Benevento

E' uno dei maestri delle neoavanguardie e i suoi lavori, dopo Benevento, probabilmente saranno esposti nella capitale dell'arte italiana, Milano.
Parliamo di Enzo Esposito. Da oggi al Museo Arcos di Benevento sono in mostra le sue tele. Un grande ritorno, un omaggio del maestro alla sua città natale.
«Una delle ultime volte che ha esposto a Benevento risale a vent'anni fa e, anche in quell'occasione, toccò a me curare l'esposizione». Parte da qui il direttore artistico di Arcos, Ferdinando Creta.
«E' un ritorno importante – prosegue – anche perché parliamo di un momento di maturità in cui Enzo ha raggiunto la massima espressione nel colore che diventa forza e messaggio”.«Quando rompe con l'arte performativa e comincia a lavorare sull'ambiente, stendendo la pittura direttamente sui luoghi che lo ospitano, Enzo si cimenta sulle grandi dimensioni. Lo ha fatto anche per questo spazio che studiava da tempo. Ed ha saputo interpretare questo spazio».

 

Tanta partecipazione per il taglio del nastro dell'esposizione che sarà a Benevento fino al prossimo 22 novembre. Con l'artista presenti Claudio Ricci, Presidente della Provincia di Benevento, Ente fondatore del Museo e con la Camera di Commercio patrocinante l’evento; la Dirigente del Settore Cultura della Provincia Pierina Martinelli, lo storico e critico d’arte Francesco Tedeschi, docente dell’Università Cattolica di Milano, oltre al direttore artistico del Museo.
Enzo Esposito si è detto compiaciuto per la presenza nella sua Benevento di una istituzione artistica così vitale ed importante che merita, a suo giudizio, la più ampia considerazione generale.

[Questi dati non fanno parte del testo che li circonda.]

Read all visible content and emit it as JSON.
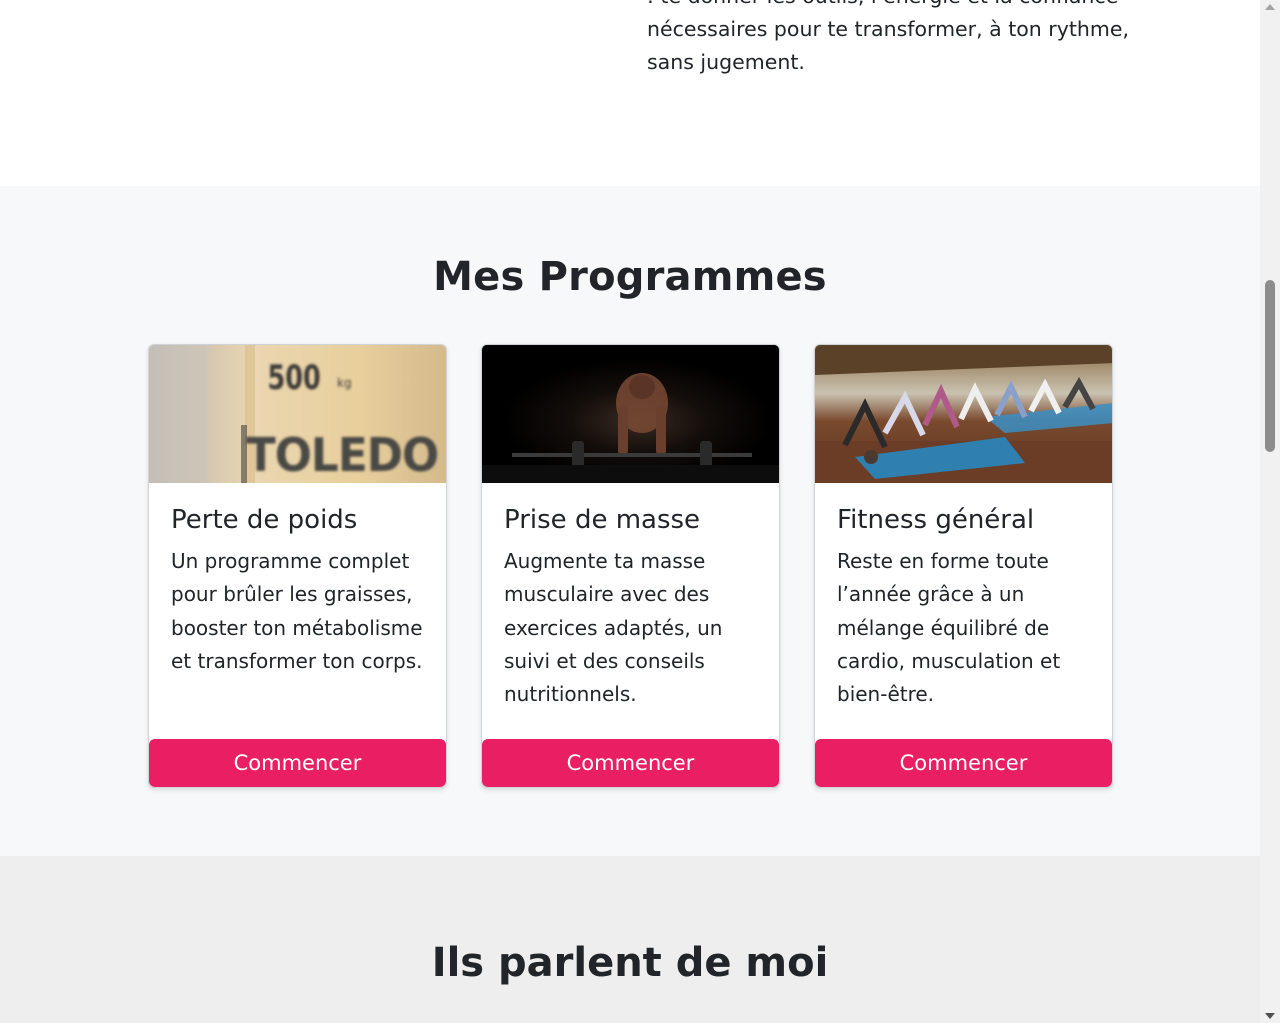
{
  "about": {
    "text": ": te donner les outils, l’énergie et la confiance nécessaires pour te transformer, à ton rythme, sans jugement."
  },
  "programs": {
    "heading": "Mes Programmes",
    "cards": [
      {
        "image": "toledo-scale-500kg-photo",
        "image_text": "TOLEDO",
        "image_sub": "500kg",
        "title": "Perte de poids",
        "description": "Un programme complet pour brûler les graisses, booster ton métabolisme et transformer ton corps.",
        "button": "Commencer"
      },
      {
        "image": "deadlift-athlete-dark-photo",
        "title": "Prise de masse",
        "description": "Augmente ta masse musculaire avec des exercices adaptés, un suivi et des conseils nutritionnels.",
        "button": "Commencer"
      },
      {
        "image": "group-yoga-class-photo",
        "title": "Fitness général",
        "description": "Reste en forme toute l’année grâce à un mélange équilibré de cardio, musculation et bien-être.",
        "button": "Commencer"
      }
    ]
  },
  "testimonials": {
    "heading": "Ils parlent de moi"
  },
  "colors": {
    "accent": "#e91e63",
    "programs_bg": "#f7f8fa",
    "testimonials_bg": "#eeeeee",
    "text": "#212529"
  }
}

La mostra dedicata a Enzo Esposito oltre a celebrare uno dei grandi maestri nello scenario artistico nazionale ed internazionale di origini beneventane, riassume l’esperienza di uno tra i più interessanti interpreti della stagione delle neovanguardie, inaugurata nei primissimi anni Cinquanta dal dibattito tra realismo ed astrazione, quella stagione - come scrive Francesco Tedeschi nel saggio in catalogo mostra – di cui Enzo Esposito è tra i protagonisti, nello scorcio degli anni Settanta e negli anni Ottanta è la vicenda di un “ritorno alla pittura” ben rappresentato da chi, come lui, lungo una buona parte dell’ottavo decennio era attratto da altro genere di realizzazioni, tradotte nella oggettualità di teche e raccolte di una strumentazione tecnica di natura apparentemente aggressiva e nelle immagini fotografiche che documentavano azioni affini alla body art, nel mettere in gioco una fisicità del corpo e delle cose che sembravano alludere alla ferita, all’aggressione o, al contrario, ai processi diretti a una guarigione delle ferite dell’animo. Le circa trenta opere esposte a Benevento sintetizzano la traccia che sostiene da decenni il lavoro di Esposito, declinando la ricchezza di un linguaggio che trova la sua articolazione sulle motivazioni critiche che sostengono alcuni degli aspetti essenziali del suo linguaggio, e più precisamente i risultati di una storia in divenire.

 

Dalle carte di medie dimensioni, dipinte con un colore acceso, ma controllato, su fondi “chiaroscurali”,. dove la componente strutturale è forte e la composizione sembra trovare analogie fra l’anatomia e l’architettura, ad alcuni dipinti di grande estensione, con base intorno ai tre metri, che pure non sono così estreme per un artista che ha spesso varcato anche dimensioni maggiori, mostrando sempre un’attitudine a riempire la parete, a procedere verso un’estensione non immediatamente dominabile, fino alle opere di formato “eccentrico”, come la grande tavola ellittica, il ricorso al tondo, l’aspirazione a una pittura che svolge nuove ipotesi di volume plurimo, a fornire ulteriori motivi di attenzione, progetto, architettura, spazio e pittura vengono a identificarsi, in un oggetto unico, articolato, che esprime direttamente la potenzialità di una forma-colore compiuta, materiale più che materica. La pittura si fa cosa, presenza, occupa fisicamente il luogo e si manifesta come attuazione di un processo che sembra così risolvere la tensione di Esposito ad andare oltre la superficie, a generare una costruzione che diventa scena, quasi si trattasse di una finzione teatrale.